Josef Bühler


Josef Bühler was a state secretary and deputy governor to the Nazi Germany-controlled General Government in Kraków during World War II.

Background

Bühler was born in Bad Waldsee into a Catholic family of 12 children. His father was a baker. After obtaining his degree in law he received an appointment to work under Hans Frank, a legal advisor to Adolf Hitler and the Nazi Party. He was also elected as a member of the Weimar and Nazi Reichstags.

Nazi career

Hans Frank was appointed Minister of Justice for Bavaria in 1933. Bühler became a member of NSDAP on 1 April 1933, according to his own testimony at the Nuremberg Trials, and was appointed administrator of the Court of Munich.

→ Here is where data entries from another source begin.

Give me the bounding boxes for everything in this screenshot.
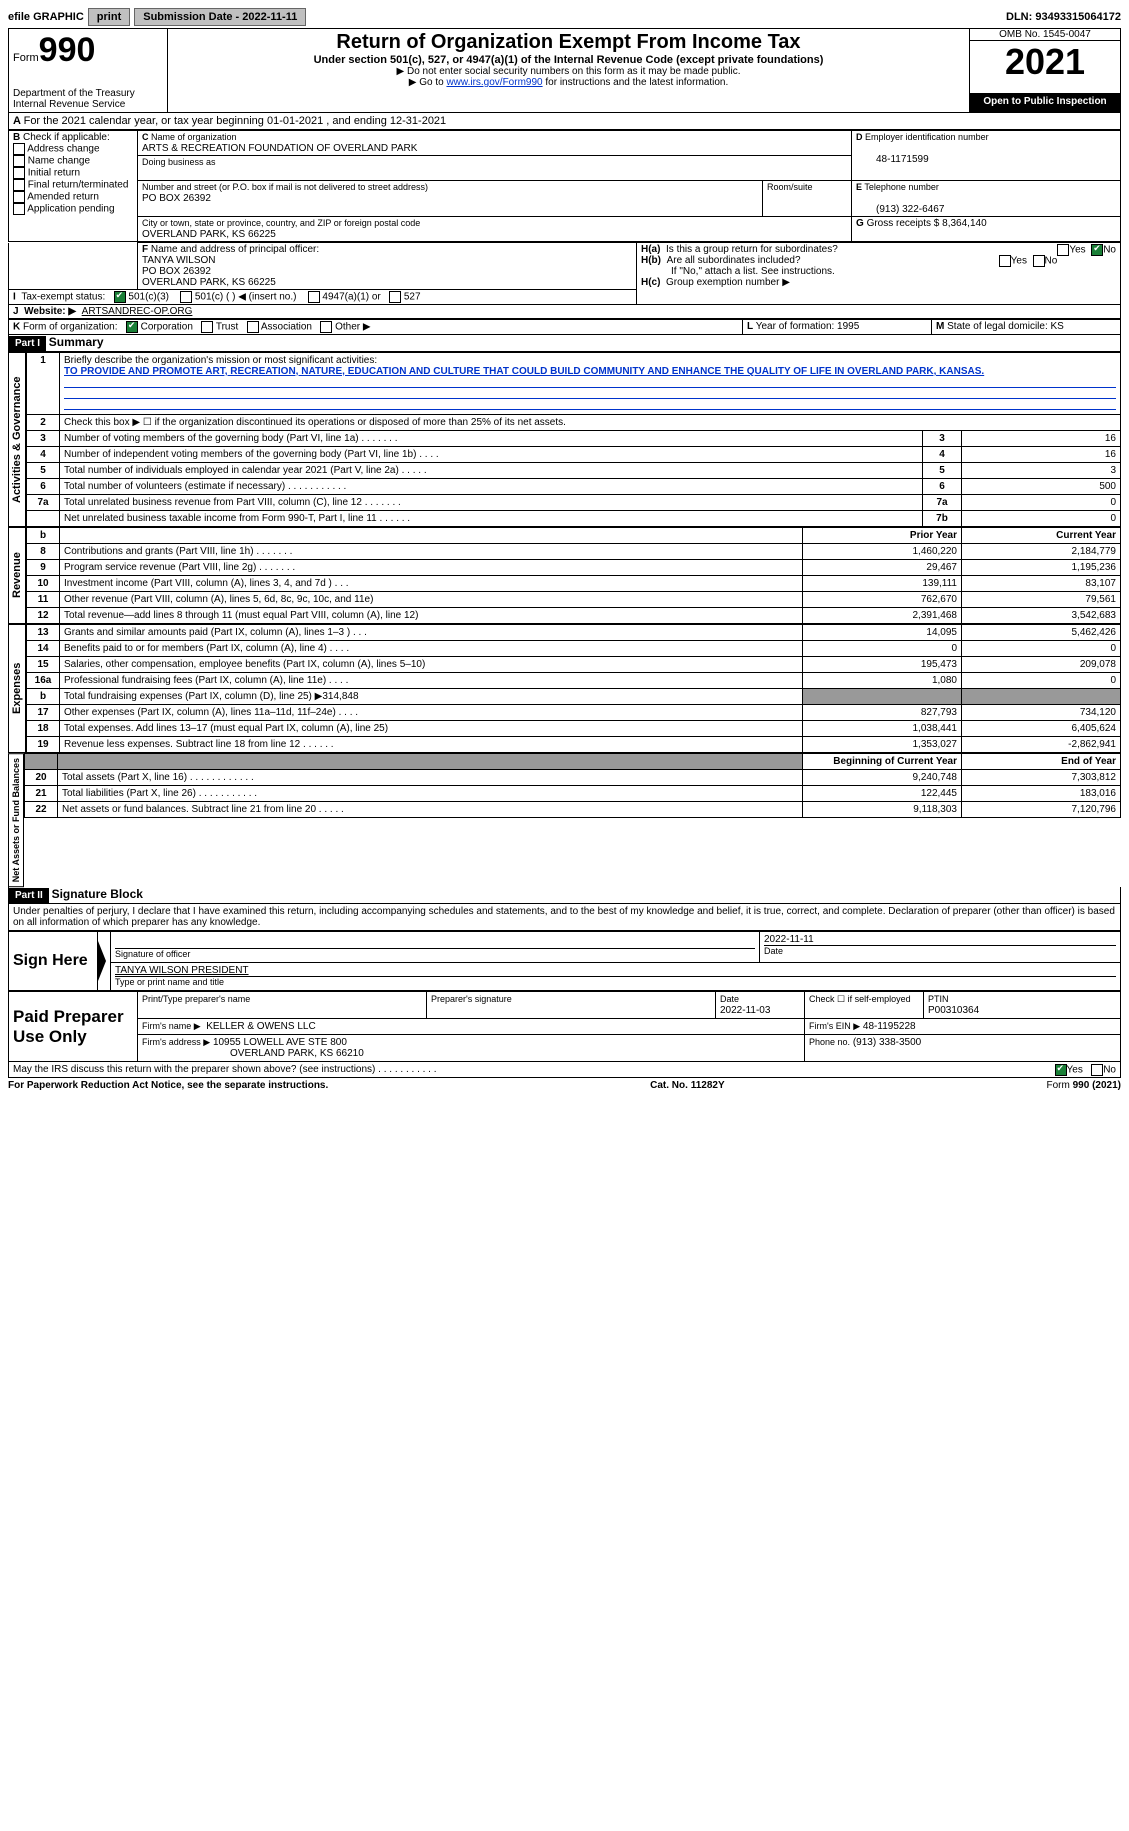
h-b-yes[interactable] (999, 255, 1011, 267)
netassets-section: Beginning of Current Year End of Year 20… (24, 753, 1121, 818)
print-button[interactable]: print (88, 8, 130, 26)
form-title: Return of Organization Exempt From Incom… (172, 31, 965, 54)
form-990-logo: Form990 (13, 31, 163, 70)
check-final-return[interactable] (13, 179, 25, 191)
h-b-no[interactable] (1033, 255, 1045, 267)
dln-label: DLN: 93493315064172 (1006, 11, 1121, 23)
officer-name-title: TANYA WILSON PRESIDENT (115, 965, 249, 976)
efile-label: efile GRAPHIC (8, 11, 84, 23)
check-corp[interactable] (126, 321, 138, 333)
check-amended[interactable] (13, 191, 25, 203)
check-trust[interactable] (201, 321, 213, 333)
paid-preparer-block: Paid Preparer Use Only Print/Type prepar… (8, 991, 1121, 1062)
street-address: PO BOX 26392 (142, 193, 211, 204)
irs-link-line: ▶ Go to www.irs.gov/Form990 for instruct… (172, 77, 965, 88)
city-state-zip: OVERLAND PARK, KS 66225 (142, 229, 276, 240)
firm-addr1: 10955 LOWELL AVE STE 800 (213, 1037, 347, 1048)
discuss-no[interactable] (1091, 1064, 1103, 1076)
org-name: ARTS & RECREATION FOUNDATION OF OVERLAND… (142, 143, 417, 154)
side-activities: Activities & Governance (8, 352, 26, 527)
period-line: A For the 2021 calendar year, or tax yea… (8, 113, 1121, 130)
row-k: K Form of organization: Corporation Trus… (8, 319, 1121, 335)
check-address-change[interactable] (13, 143, 25, 155)
discuss-yes[interactable] (1055, 1064, 1067, 1076)
entity-info: B Check if applicable: Address change Na… (8, 130, 1121, 242)
line-2-text: Check this box ▶ ☐ if the organization d… (60, 415, 1121, 431)
check-501c3[interactable] (114, 291, 126, 303)
self-employed-check[interactable]: Check ☐ if self-employed (809, 994, 911, 1004)
check-other[interactable] (320, 321, 332, 333)
mission-text: TO PROVIDE AND PROMOTE ART, RECREATION, … (64, 366, 984, 377)
page-footer: For Paperwork Reduction Act Notice, see … (8, 1080, 1121, 1091)
submission-date-button[interactable]: Submission Date - 2022-11-11 (134, 8, 306, 26)
irs-link[interactable]: www.irs.gov/Form990 (446, 77, 542, 88)
ssn-notice: ▶ Do not enter social security numbers o… (172, 66, 965, 77)
check-527[interactable] (389, 291, 401, 303)
website-value: ARTSANDREC-OP.ORG (82, 306, 193, 317)
officer-name: TANYA WILSON (142, 255, 216, 266)
check-501c[interactable] (180, 291, 192, 303)
preparer-date: 2022-11-03 (720, 1005, 770, 1016)
check-assoc[interactable] (247, 321, 259, 333)
part-ii-title: Signature Block (52, 887, 143, 901)
state-domicile: State of legal domicile: KS (947, 321, 1064, 332)
form-subtitle: Under section 501(c), 527, or 4947(a)(1)… (172, 54, 965, 66)
expenses-section: 13Grants and similar amounts paid (Part … (26, 624, 1121, 753)
firm-name: KELLER & OWENS LLC (206, 1021, 315, 1032)
part-i-title: Summary (49, 335, 104, 349)
h-a-yes[interactable] (1057, 244, 1069, 256)
firm-addr2: OVERLAND PARK, KS 66210 (142, 1048, 364, 1059)
check-app-pending[interactable] (13, 203, 25, 215)
governance-section: 1 Briefly describe the organization's mi… (26, 352, 1121, 527)
year-formation: Year of formation: 1995 (756, 321, 860, 332)
ptin-value: P00310364 (928, 1005, 979, 1016)
firm-phone: (913) 338-3500 (853, 1037, 921, 1048)
discuss-row: May the IRS discuss this return with the… (8, 1062, 1121, 1078)
side-revenue: Revenue (8, 527, 26, 624)
side-netassets: Net Assets or Fund Balances (8, 753, 24, 887)
penalties-text: Under penalties of perjury, I declare th… (8, 904, 1121, 931)
ein-value: 48-1171599 (856, 154, 929, 165)
officer-group: F Name and address of principal officer:… (8, 242, 1121, 319)
top-toolbar: efile GRAPHIC print Submission Date - 20… (8, 8, 1121, 26)
gross-receipts: 8,364,140 (942, 218, 987, 229)
part-i-header: Part I (9, 336, 46, 351)
tax-year: 2021 (970, 41, 1120, 83)
firm-ein: 48-1195228 (863, 1021, 916, 1032)
revenue-section: b Prior Year Current Year 8Contributions… (26, 527, 1121, 624)
omb-number: OMB No. 1545-0047 (970, 29, 1120, 41)
treasury-label: Department of the TreasuryInternal Reven… (13, 88, 163, 110)
telephone-value: (913) 322-6467 (856, 204, 944, 215)
check-name-change[interactable] (13, 155, 25, 167)
sign-here-label: Sign Here (13, 952, 88, 969)
form-header: Form990 Department of the TreasuryIntern… (8, 28, 1121, 113)
open-to-public: Open to Public Inspection (970, 94, 1121, 113)
arrow-icon (98, 941, 106, 981)
paid-preparer-label: Paid Preparer Use Only (9, 992, 138, 1062)
sign-date: 2022-11-11 (764, 934, 814, 945)
side-expenses: Expenses (8, 624, 26, 753)
sign-here-block: Sign Here Signature of officer 2022-11-1… (8, 931, 1121, 991)
check-4947[interactable] (308, 291, 320, 303)
part-ii-header: Part II (9, 888, 49, 903)
h-a-no[interactable] (1091, 244, 1103, 256)
check-initial-return[interactable] (13, 167, 25, 179)
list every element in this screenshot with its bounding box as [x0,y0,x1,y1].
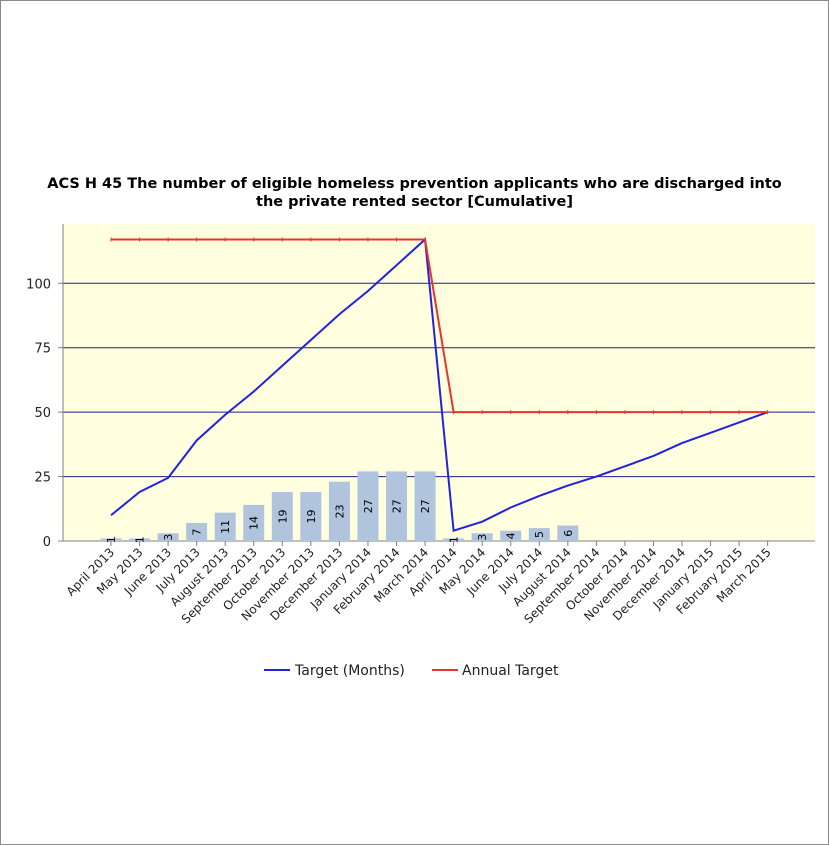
bar-value-label: 1 [134,536,147,543]
bar [528,528,550,541]
bar [300,492,322,541]
bar [100,538,122,541]
bar [271,492,293,541]
series-line-target-months- [110,237,768,533]
bar-value-label: 6 [562,530,575,537]
bar-value-label: 4 [505,532,518,539]
y-tick-label: 100 [26,277,51,292]
bar-value-label: 27 [419,499,432,513]
bar [443,538,465,541]
bar [186,522,208,541]
bar-value-label: 19 [305,510,318,524]
bar-value-label: 3 [476,534,489,541]
y-tick-label: 0 [43,535,51,550]
legend-label-annual-target: Annual Target [462,663,559,679]
chart-title-line-2: the private rented sector [Cumulative] [256,194,573,210]
bar-value-label: 19 [276,510,289,524]
bar [357,471,379,541]
bar-value-label: 27 [391,499,404,513]
bar [557,525,579,541]
bar [129,538,151,541]
chart-title-line-1: ACS H 45 The number of eligible homeless… [47,176,782,192]
bar [328,481,350,541]
bar-value-label: 23 [333,504,346,518]
bar [414,471,436,541]
bar-value-label: 1 [448,536,461,543]
bar-value-label: 3 [162,534,175,541]
chart-title: ACS H 45 The number of eligible homeless… [0,175,829,211]
bar [214,512,236,541]
bar-value-label: 7 [191,528,204,535]
bar-value-label: 14 [248,516,261,530]
legend-label-target-months: Target (Months) [294,663,405,679]
y-tick-label: 25 [34,471,51,486]
bar-value-label: 5 [533,531,546,538]
y-tick-label: 50 [34,406,51,421]
y-tick-label: 75 [34,342,51,357]
bar [386,471,407,541]
legend: Target (Months) Annual Target [264,663,559,679]
bar [500,530,522,541]
bar [471,533,493,541]
series-line-annual-target [111,238,768,414]
bar [243,504,265,541]
bar [157,533,179,541]
bar-value-label: 11 [219,520,232,534]
bar-value-label: 1 [105,536,118,543]
bar-value-label: 27 [362,499,375,513]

In 1935 he became district chief attorney.
In 1938 Hans Frank, now Reich Minister without portfolio, put him in charge of his cabinet office. After the invasion of Poland by Nazi Germany in September 1939, Frank was appointed Governor-General for the occupied Polish territories and Bühler accompanied him to Kraków to take up the post of State Secretary of the General Government, also serving as Frank's deputy. He was given the honorary rank of SS-Brigadeführer by Reichsführer-SS Heinrich Himmler around this time.

Wannsee Conference and Final Solution

Bühler attended the Wannsee Conference on 20 January 1942 as the representative from the Governor General's office. During this conference, which discussed the imposition of the 'Final Solution of the Jewish Question in the German Sphere of Influence in Europe', Bühler stated to the other conference attendees the importance of solving 'the Jewish Question in the General Government as quickly as possible'.

Postwar

After the war, Bühler testified on Frank's behalf at the Nuremberg Trials. He was later extradited to Poland and tried before the Supreme National Tribunal of Poland for crimes against humanity, sentenced to death and the forfeiture of all property on 10 July 1948 and executed by hanging on 22 August at Montelupich Prison in Kraków.

In popular media

Bühler played a major part in the 1992 alternate history Fatherland, written by Robert Harris. In the novel, Nazi Germany continued to fight the Soviet Union well into the 1960s and had hopes of building an alliance and ending its Cold War with the United States. Bühler continued to serve in the novel in the General Government until 1951, when he was wounded by Polish resistance and was forced to retire. The discovery of Bühler's corpse in the Havel at the beginning of the novel sparks the investigation by the protagonist, Xavier March, a major in the now peace-time SS police force. That investigation leads to the discovery of the Final Solution. It turns out that Bühler was murdered by the Gestapo during an attempt to cover all traces of the Final Solution, which Bühler had helped to instigate.
In the 2001 HBO film Conspiracy, which portrayed the Wannsee Conference, Bühler was played by the British actor Ben Daniels.